- Theatrical release poster
- Directed by: Richard Thorpe
- Written by: Wells Root Donald Ogden Stewart
- Screenplay by: Noel Langley John L. Balderston
- Based on: The Prisoner of Zenda 1894 novel by Edward E. Rice Anthony Hope; The Prisoner of Zenda 1896 play by Edward E. Rose;
- Produced by: Pandro S. Berman
- Starring: Stewart Granger Deborah Kerr Louis Calhern Jane Greer Lewis Stone Robert Douglas James Mason
- Cinematography: Joseph Ruttenberg
- Edited by: George Boemler
- Music by: Alfred Newman
- Production company: Metro-Goldwyn-Mayer
- Distributed by: Loew's Inc.
- Release date: November 4, 1952;
- Running time: 96 minutes
- Country: United States
- Language: English
- Budget: $1.7 million
- Box office: $5.6 million

= The Prisoner of Zenda (1952 film) =

1952 film by Richard Thorpe

The Prisoner of Zenda is a 1952 American Technicolor adventure film version of the 1894 novel of the same name by Anthony Hope and a remake of the 1937 sound version and the 1922 silent. This first color version, made by Loew's and Metro-Goldwyn-Mayer, was directed by Richard Thorpe and produced by Pandro S. Berman. The film stars Stewart Granger, Deborah Kerr, and James Mason, with Louis Calhern, Robert Douglas, Jane Greer, and Robert Coote in supporting roles.

The screenplay, attributed to Noel Langley, was nearly word-for-word identical to the 1937 Ronald Colman version. It was written by John L. Balderston, adapted by Wells Root, from the Hope novel and the stage play by Edward Rose. Additional dialogue was written by Donald Ogden Stewart. Alfred Newman's 1937 music score was adapted by Conrad Salinger; Newman was unavailable to work on this version. The cinematography was by Joseph Ruttenberg, the art direction was by Cedric Gibbons and Hans Peters, while the costume design was by Walter Plunkett.

The Prisoner of Zenda was released to cinemas on November 4, 1952.

==Plot==
In June 1897, English gentleman Rudolf Rassendyll takes a fishing vacation in Ruritania, a small kingdom in the Balkans. While there, he is puzzled by the odd reactions of the natives to him. Rassendyll discovers why when he meets Colonel Zapt and Captain Fritz von Tarlenheim. Zapt introduces him to the soon-to-be-crowned king, Rudolf V, who turns out to be not only his distant relative, but also looks just like him (except for the Englishman's mustache). The king, surprised at first, takes a great liking to the Englishman, and invites him to stay at the royal hunting lodge.

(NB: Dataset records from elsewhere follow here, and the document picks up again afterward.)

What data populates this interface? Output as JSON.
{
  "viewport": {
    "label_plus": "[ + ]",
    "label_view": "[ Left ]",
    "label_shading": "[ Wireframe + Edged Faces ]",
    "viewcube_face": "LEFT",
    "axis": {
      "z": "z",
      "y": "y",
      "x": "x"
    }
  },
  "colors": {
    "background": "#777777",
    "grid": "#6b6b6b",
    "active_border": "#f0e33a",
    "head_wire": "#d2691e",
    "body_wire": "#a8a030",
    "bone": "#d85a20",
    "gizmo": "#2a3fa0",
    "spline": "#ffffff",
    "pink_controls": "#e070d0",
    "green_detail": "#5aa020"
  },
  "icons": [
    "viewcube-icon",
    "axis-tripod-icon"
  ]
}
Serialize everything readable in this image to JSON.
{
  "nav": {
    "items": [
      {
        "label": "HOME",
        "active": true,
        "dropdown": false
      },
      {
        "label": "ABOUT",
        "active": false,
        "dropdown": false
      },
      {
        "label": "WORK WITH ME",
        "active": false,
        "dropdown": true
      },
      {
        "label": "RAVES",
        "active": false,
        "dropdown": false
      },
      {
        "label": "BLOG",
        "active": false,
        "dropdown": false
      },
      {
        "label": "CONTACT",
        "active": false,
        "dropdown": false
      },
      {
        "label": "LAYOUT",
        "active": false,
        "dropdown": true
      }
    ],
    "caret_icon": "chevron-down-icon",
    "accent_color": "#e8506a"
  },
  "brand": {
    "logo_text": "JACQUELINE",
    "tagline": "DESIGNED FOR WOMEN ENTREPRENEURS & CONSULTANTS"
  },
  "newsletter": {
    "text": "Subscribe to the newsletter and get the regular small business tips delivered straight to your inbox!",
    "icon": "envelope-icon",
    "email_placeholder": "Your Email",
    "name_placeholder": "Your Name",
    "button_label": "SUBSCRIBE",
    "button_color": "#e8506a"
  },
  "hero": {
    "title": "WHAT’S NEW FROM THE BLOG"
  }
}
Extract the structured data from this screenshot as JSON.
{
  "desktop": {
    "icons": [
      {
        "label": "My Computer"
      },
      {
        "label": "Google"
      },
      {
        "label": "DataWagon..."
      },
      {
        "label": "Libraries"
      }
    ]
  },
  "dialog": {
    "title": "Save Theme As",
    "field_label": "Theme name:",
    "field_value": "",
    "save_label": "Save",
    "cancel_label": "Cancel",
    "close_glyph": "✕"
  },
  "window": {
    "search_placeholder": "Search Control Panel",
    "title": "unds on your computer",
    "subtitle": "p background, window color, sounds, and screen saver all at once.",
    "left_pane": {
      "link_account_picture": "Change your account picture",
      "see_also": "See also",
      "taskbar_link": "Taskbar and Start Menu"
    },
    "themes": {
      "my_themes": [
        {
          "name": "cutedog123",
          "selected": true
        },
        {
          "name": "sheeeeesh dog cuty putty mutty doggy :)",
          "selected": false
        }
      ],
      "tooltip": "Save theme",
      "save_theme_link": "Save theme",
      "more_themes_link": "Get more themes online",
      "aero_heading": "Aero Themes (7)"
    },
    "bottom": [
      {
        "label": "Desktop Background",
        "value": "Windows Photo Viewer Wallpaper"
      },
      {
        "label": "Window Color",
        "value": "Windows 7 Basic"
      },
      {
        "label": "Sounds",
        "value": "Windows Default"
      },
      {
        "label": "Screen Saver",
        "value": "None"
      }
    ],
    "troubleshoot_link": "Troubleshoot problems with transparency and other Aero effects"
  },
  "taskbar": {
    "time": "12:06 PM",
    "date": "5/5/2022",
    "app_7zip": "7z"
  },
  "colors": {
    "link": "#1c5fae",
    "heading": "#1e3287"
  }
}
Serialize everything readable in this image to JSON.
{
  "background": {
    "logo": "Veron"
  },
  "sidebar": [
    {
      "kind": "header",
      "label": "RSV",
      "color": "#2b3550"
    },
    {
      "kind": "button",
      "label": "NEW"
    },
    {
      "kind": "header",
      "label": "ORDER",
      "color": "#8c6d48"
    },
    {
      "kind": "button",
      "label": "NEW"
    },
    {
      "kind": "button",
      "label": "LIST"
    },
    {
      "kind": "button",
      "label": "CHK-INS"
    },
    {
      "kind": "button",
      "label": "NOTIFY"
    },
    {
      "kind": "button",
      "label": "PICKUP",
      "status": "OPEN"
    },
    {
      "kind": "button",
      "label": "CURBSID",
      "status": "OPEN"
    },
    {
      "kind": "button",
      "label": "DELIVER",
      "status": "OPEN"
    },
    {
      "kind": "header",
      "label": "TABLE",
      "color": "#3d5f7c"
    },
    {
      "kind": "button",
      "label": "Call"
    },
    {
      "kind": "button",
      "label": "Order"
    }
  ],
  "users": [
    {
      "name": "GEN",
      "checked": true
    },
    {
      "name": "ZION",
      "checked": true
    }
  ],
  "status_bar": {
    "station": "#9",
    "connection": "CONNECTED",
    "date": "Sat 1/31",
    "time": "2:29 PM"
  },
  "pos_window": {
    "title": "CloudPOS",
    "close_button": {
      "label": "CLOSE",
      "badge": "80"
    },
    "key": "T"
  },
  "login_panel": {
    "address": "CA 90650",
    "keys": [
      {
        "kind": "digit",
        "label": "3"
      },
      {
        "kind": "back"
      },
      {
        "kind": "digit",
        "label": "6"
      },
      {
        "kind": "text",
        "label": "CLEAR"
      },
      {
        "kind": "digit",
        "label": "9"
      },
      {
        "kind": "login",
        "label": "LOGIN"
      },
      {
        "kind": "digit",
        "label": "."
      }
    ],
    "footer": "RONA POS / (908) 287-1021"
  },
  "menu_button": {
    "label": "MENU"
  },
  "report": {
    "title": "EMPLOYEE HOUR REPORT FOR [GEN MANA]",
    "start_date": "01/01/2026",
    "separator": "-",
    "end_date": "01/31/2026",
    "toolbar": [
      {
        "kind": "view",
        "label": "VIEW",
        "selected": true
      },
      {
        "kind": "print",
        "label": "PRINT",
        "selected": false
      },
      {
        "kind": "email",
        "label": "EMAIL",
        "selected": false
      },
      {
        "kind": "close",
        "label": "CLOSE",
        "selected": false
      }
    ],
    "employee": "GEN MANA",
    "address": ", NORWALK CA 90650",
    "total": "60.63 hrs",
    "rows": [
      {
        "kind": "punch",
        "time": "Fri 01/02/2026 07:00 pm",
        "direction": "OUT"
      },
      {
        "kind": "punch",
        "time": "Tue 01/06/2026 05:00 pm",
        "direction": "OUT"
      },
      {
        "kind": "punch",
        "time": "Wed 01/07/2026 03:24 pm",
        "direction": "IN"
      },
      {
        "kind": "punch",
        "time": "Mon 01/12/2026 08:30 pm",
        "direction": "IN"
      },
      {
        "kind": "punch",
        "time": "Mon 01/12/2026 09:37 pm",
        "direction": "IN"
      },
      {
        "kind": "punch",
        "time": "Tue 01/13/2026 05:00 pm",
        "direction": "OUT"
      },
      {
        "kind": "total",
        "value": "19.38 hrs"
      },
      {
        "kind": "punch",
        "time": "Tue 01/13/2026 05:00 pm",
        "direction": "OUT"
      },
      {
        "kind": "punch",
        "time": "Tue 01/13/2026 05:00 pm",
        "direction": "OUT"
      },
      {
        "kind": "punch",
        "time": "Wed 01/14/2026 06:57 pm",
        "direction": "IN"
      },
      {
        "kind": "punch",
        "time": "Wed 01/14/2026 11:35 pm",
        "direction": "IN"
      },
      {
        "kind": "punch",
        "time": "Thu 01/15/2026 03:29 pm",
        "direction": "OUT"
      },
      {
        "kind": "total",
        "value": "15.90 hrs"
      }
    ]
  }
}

They celebrate their acquaintance by drinking late into the night. King Rudolf is particularly delighted with a bottle of wine given to him by his scheming half-brother, Duke Michael, so he drinks it all himself, and he soon passes out. The next morning brings a disastrous discovery: the wine was drugged. Rudolf cannot be awakened, and if he cannot attend his coronation that day, Michael will try to assume royal authority as Regent. It is revealed that Michael is bitter that, because his mother was not of royal blood, the younger Rudolf is the king. Zapt is able to convince a reluctant Rassendyll to impersonate Rudolf for the ceremony.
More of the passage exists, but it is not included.